Linguistic Representation of Power in Edward Bond’s Lear: A Lexico-Pragmatic Approach to Critical Discourse Analysis


  •  Ayman F. Khafaga    

Abstract

This paper investigates the linguistic representation of power in Edward Bond’s Lear (1978). More specifically, the paper tries to explore the extent to which power is linguistically represented manipulatively and/or persuasively by means of specific lexical and pragmatic devices in the discourse of the selected play. The main objective of the paper is to explore how power relations, irrespective of their type, influence the cognitive world of the discourse participants, which in turn attempts a change in their conversational behavior to the extent that allows the acceptance of a specific argument in a particular way.
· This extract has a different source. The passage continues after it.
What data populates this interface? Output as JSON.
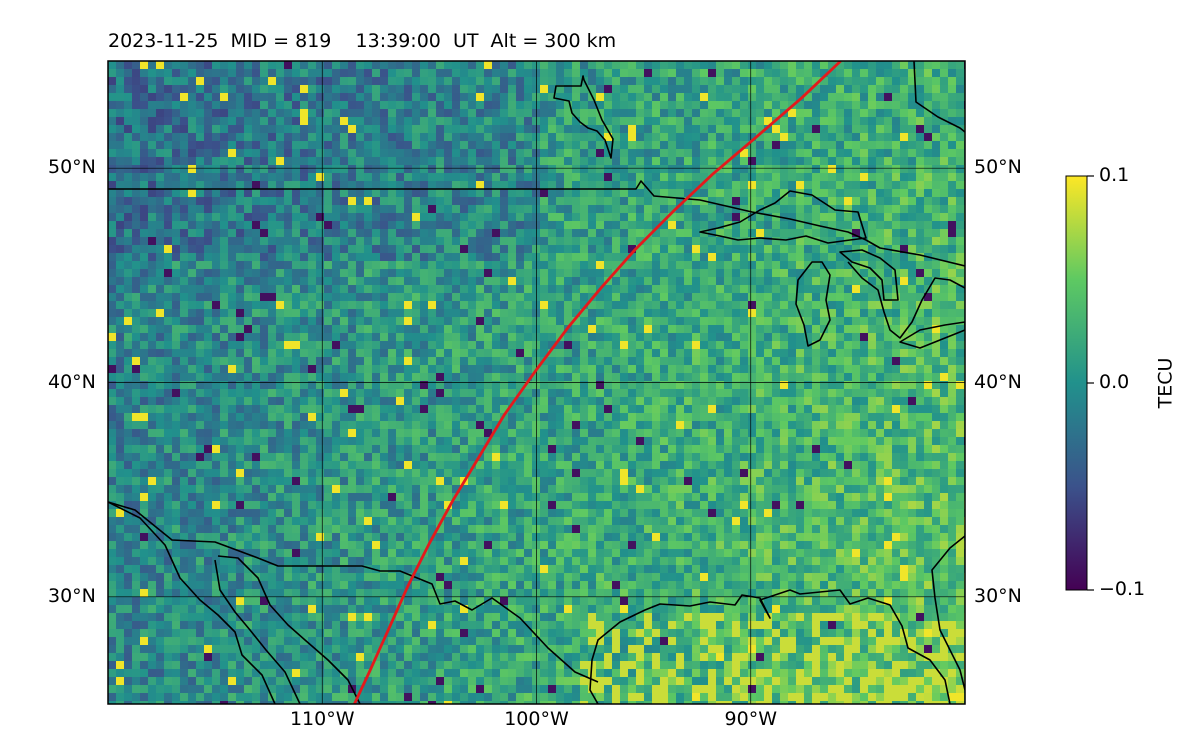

The paper adopts a lexico-pragmatic perspective to Critical Discourse Analysis (CDA), instanced by Fairclough’s (1989) lexical model for the analysis of discourse, and the concepts of politeness and face (Thomas, 1995; Yule, 1996a). The main research question of the paper is: to what extent do different power relations, encoded lexically and/or pragmatically, affect the conversational behavior of the play’s characters, persuasively and/or manipulatively? Some lexical and pragmatic strategies have been highlighted and then linguistically analyzed to expose their effectiveness in deciphering persuasive and manipulative power relations in the selected play. Among these strategies are: euphemism, myth-making, positive self-presentation and negative other-presentation, and politeness strategies. The paper concludes that power has linguistically been encoded in the discourse of the selected play, both persuasively and manipulatively, to affect a cognitive shift in behavior reflected in the conversational interaction among characters.